Mereka berkumpul mengitarinya dan menahan tubuhnya hingga ia tidak dapat mengontrol dirinya sendiri. Murka. Itu lah yang dirasakan oleh para dewi-dewi. Mereka menghukum Mahaeswara karena telah berbuat keji. Mahaeswara akan menghabiskan sisa hidupnya sendirian.

Begitu pula dengan Maharani yang mendapatkan mulutnya berbau busuk setiap kali ia berbicara agar tak ada satupun yang ingin berbicara dengannya. Lalu mereka semua meninggalkan Mahaeswara sendirian. Sebelum Arkadewi ikut pergi, Mahaeswara menggenggam tangannya.
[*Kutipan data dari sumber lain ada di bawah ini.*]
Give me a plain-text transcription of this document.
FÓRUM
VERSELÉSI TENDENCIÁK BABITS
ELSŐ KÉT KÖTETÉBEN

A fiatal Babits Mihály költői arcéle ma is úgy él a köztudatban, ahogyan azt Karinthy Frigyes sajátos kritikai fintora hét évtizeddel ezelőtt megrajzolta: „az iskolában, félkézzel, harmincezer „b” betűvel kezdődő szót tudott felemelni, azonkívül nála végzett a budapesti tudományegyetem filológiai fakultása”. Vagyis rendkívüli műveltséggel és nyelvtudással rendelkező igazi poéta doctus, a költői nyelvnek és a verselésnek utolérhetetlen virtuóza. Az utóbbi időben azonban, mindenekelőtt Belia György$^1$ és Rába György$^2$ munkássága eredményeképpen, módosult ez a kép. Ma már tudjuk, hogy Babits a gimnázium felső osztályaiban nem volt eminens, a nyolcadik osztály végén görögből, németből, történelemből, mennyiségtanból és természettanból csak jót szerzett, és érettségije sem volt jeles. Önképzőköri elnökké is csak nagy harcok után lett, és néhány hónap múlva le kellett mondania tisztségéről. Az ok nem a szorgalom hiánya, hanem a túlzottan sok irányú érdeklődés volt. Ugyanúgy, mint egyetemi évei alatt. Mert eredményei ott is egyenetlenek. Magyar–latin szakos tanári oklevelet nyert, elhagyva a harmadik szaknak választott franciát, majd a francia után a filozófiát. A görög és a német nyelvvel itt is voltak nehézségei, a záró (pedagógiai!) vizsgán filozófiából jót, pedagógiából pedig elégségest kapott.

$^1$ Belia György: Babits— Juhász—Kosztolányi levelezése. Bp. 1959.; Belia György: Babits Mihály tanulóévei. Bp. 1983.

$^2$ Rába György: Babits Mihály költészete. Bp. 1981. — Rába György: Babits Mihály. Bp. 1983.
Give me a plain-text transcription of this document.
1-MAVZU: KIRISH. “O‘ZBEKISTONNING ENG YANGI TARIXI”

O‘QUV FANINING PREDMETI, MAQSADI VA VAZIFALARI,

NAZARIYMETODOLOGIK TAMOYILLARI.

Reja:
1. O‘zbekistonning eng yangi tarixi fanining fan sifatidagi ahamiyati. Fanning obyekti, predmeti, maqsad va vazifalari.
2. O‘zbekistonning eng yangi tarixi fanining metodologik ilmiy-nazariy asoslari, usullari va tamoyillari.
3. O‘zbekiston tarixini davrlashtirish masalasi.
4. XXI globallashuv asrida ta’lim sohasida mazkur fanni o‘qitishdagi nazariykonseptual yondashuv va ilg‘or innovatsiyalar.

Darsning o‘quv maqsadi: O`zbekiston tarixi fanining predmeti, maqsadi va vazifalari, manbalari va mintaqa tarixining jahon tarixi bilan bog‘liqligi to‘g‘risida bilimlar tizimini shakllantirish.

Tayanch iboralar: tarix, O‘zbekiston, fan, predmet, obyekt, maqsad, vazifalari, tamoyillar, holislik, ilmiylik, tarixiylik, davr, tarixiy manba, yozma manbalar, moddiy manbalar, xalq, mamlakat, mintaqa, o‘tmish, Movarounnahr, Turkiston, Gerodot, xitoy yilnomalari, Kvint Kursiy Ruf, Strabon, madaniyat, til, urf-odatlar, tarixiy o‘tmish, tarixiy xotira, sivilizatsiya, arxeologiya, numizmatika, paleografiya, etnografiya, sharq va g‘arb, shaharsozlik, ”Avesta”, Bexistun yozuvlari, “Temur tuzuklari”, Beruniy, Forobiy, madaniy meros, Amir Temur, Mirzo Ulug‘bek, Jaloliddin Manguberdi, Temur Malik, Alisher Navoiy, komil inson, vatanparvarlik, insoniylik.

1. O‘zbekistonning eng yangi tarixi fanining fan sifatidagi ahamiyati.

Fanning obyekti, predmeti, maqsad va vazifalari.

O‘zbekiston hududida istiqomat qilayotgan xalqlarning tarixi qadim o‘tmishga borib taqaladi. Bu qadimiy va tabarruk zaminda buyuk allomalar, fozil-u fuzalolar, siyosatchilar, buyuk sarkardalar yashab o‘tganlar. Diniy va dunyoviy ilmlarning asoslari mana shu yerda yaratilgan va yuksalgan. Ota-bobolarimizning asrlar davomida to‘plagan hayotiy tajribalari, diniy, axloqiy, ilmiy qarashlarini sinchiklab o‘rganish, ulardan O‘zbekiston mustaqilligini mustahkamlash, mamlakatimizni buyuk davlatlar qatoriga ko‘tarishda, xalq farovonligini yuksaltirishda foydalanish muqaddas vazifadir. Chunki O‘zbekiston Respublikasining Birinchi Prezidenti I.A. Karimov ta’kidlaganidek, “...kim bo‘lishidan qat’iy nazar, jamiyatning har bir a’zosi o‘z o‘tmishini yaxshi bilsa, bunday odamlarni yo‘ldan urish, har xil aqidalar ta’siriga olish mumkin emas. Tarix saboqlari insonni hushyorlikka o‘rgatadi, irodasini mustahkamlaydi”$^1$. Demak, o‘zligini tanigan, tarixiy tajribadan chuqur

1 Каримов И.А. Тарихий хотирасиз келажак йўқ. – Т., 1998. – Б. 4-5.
Maheswara, meminta agar Arkadewi memaafkannya dan tetap hidup bersamanya. Tetapi Nasi sudah menjadi bubur. Arkadewi meninggalkan Mahaeswara sendirian.

Setelah 10 tahun kemudian, Abhimata yang sekarang hidup di desa yang sangat terpencil, meratapi selendang peninggalan milik Arkadewi. Tak lama seorang gadis cantik berlari menghampirinya.

Gadis itu adalah Nawangsih. Lalu diberikannya selendang tersebut kepadanya. Disaat yang bersamaan ke tujuh dewi, termasuk Arkadewi, menghampiri Nawangsih dan memberikan berkat kepadanya. [*]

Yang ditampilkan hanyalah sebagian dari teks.